Crime - Sacto 911

Former Sacramento Capitals owner plans to switch to guilty plea, lawyer says

The former owner of the defunct Sacramento Capitals professional tennis team plans to plead guilty after being charged with fraud in a massive Ponzi scheme, his lawyer said Tuesday.

After pleading not guilty to bank fraud and other charges last month, businessman Deepal Wannakuwatte has a “change of plea” hearing set for May 1 in U.S. District Court in Sacramento.

While the hearing will likely be pushed back, “it’s anticipated he’s going to plead guilty,” said his lawyer, Donald Heller. He wouldn’t elaborate on Wannakuwatte’s decision.

Prosecutor Michael Beckwith, an assistant U.S. attorney, said, “The evidence in the case is very strong. I think that’s a lot of what’s driving this.”

Wannakuwatte, 63, was indicted last month on charges connected to his West Sacramento medical-supply business, International Manufacturing Group Inc.

According to an FBI agent’s affidavit, Wannakuwatte duped investors and bankers into believing the company had obtained $100 million worth of contracts to supply latex gloves to veterans’ hospitals. In truth, the contracts were worth only $25,000 a year.

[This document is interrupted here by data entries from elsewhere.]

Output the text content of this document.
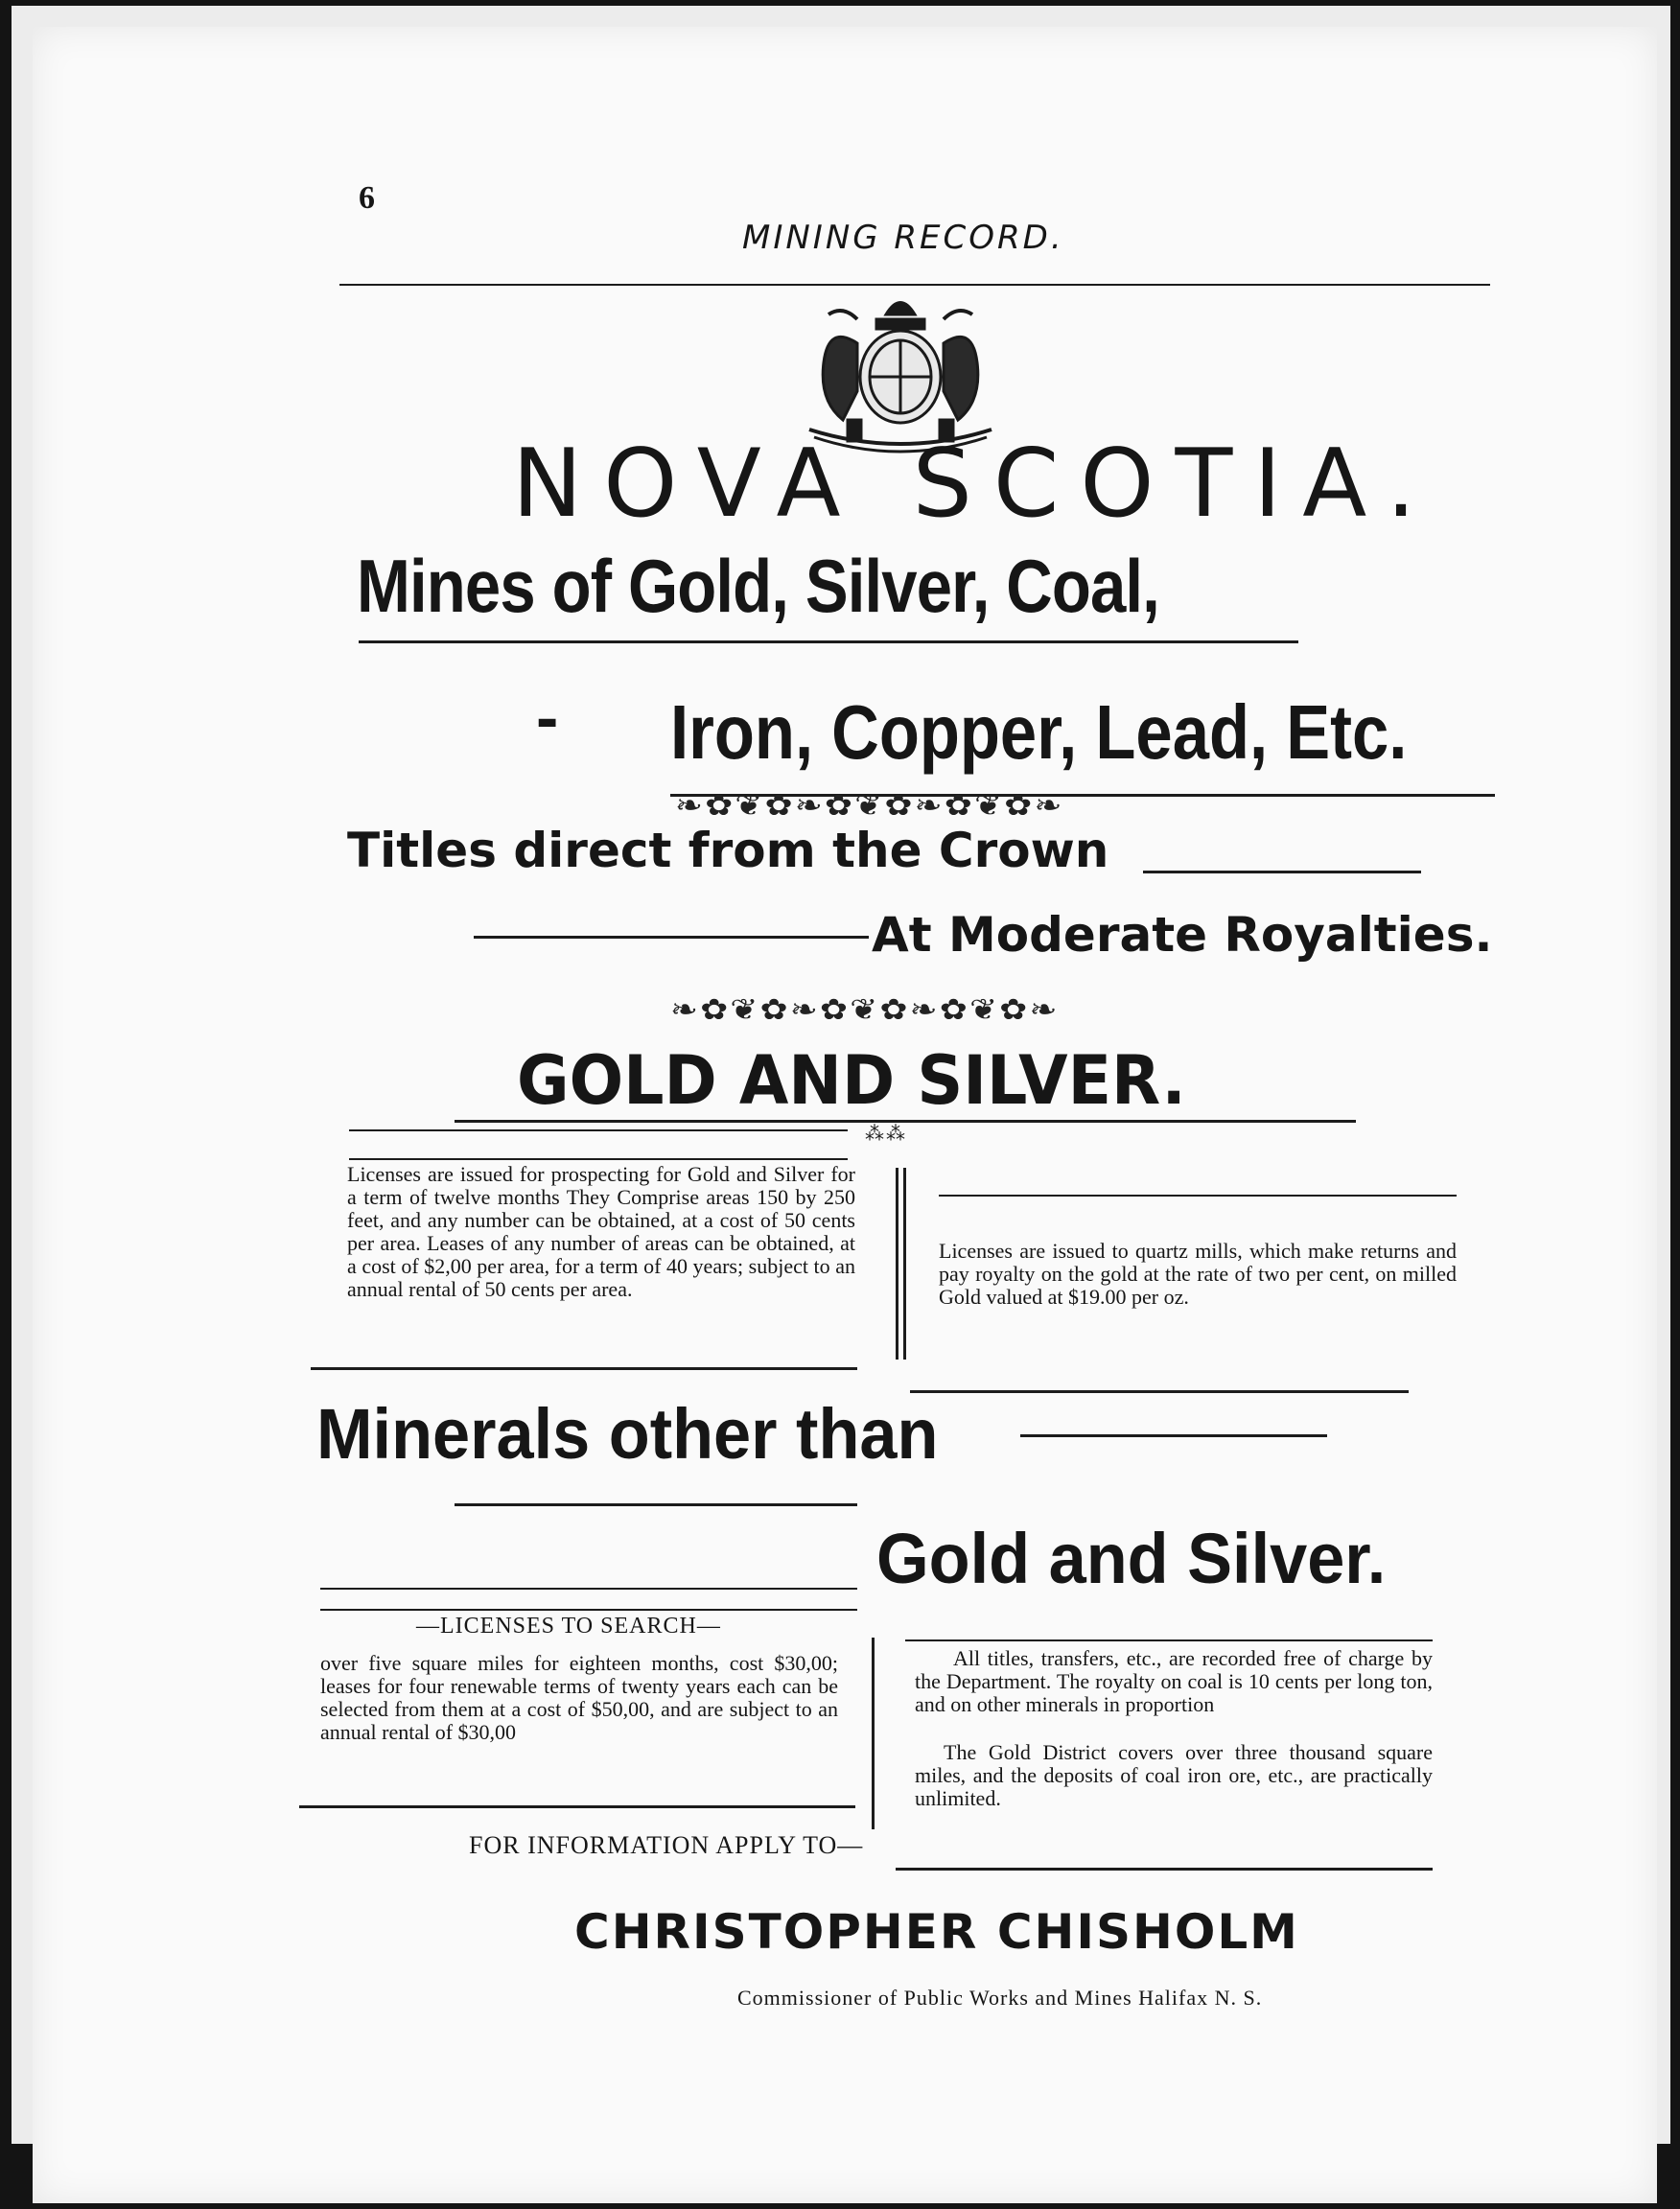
6
MINING RECORD.
NOVA SCOTIA.
Mines of Gold, Silver, Coal,
- Iron, Copper, Lead, Etc.
❧✿❦✿❧✿❦✿❧✿❦✿❧
Titles direct from the Crown
At Moderate Royalties.
❧✿❦✿❧✿❦✿❧✿❦✿❧
GOLD AND SILVER.
⁂⁂
Licenses are issued for prospecting for Gold and Silver for a term of twelve months They Comprise areas 150 by 250 feet, and any number can be obtained, at a cost of 50 cents per area. Leases of any number of areas can be obtained, at a cost of $2,00 per area, for a term of 40 years; subject to an annual rental of 50 cents per area.
Licenses are issued to quartz mills, which make returns and pay royalty on the gold at the rate of two per cent, on milled Gold valued at $19.00 per oz.
Minerals other than
Gold and Silver.
—LICENSES TO SEARCH—
over five square miles for eighteen months, cost $30,00; leases for four renewable terms of twenty years each can be selected from them at a cost of $50,00, and are subject to an annual rental of $30,00
All titles, transfers, etc., are recorded free of charge by the Department. The royalty on coal is 10 cents per long ton, and on other minerals in proportion
The Gold District covers over three thousand square miles, and the deposits of coal iron ore, etc., are practically unlimited.
FOR INFORMATION APPLY TO—
CHRISTOPHER CHISHOLM
Commissioner of Public Works and Mines Halifax N. S.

The indictment is limited to a single $4.5 million loan he obtained from Bridge Bank of San Jose, but prosecutors said the scheme was much larger. In a court appearance in February, Beckwith said authorities believe Wannakuwatte swindled investors out of $150 million over several years.

Wannakuwatte has been held without bail at the Sacramento County Main Jail since his arrest in February. At his bail hearing, Beckwith described Wannakuwatte as a flight risk.

One of his investors, prominent Folsom commercial real estate executive Sammy Cemo, this week won a default judgment against Wannakuwatte and his wife and daughter, as well as his businesses. Cemo and his charitable foundation charged in a lawsuit that Cemo and several friends and family members were defrauded out of $7.1 million.

Heller said the default judgment has little practical effect because Wannakuwatte and his wife and daughter plan to file for bankruptcy protection soon. He said the Cemo lawsuit is “an exercise that I don’t see the purpose of.”

Cemo’s lawyer, Kevin Hughey, said the lawsuit and default judgment represent “the first step” in recovering assets for Cemo and his foundation. But he acknowledged that a Wannakuwatte bankruptcy would complicate matters. Typically, someone who goes bankrupt is shielded from litigation.

Hughey said Cemo’s “primary concern is not himself, but for those around him who invested.”

Wannakuwatte is also being sued by a group of about 20 investors who were working through a North Carolina financial firm. That suit is pending.

Wannakuwatte bought the Capitals tennis team two years ago after the previous owner went bankrupt and the team was in danger of folding. Just before Wannakuwatte was arrested, the team announced it was moving to Las Vegas because Sacramento lacks a suitable stadium. Soon after the arrest, the team was ordered disbanded by the World TeamTennis league.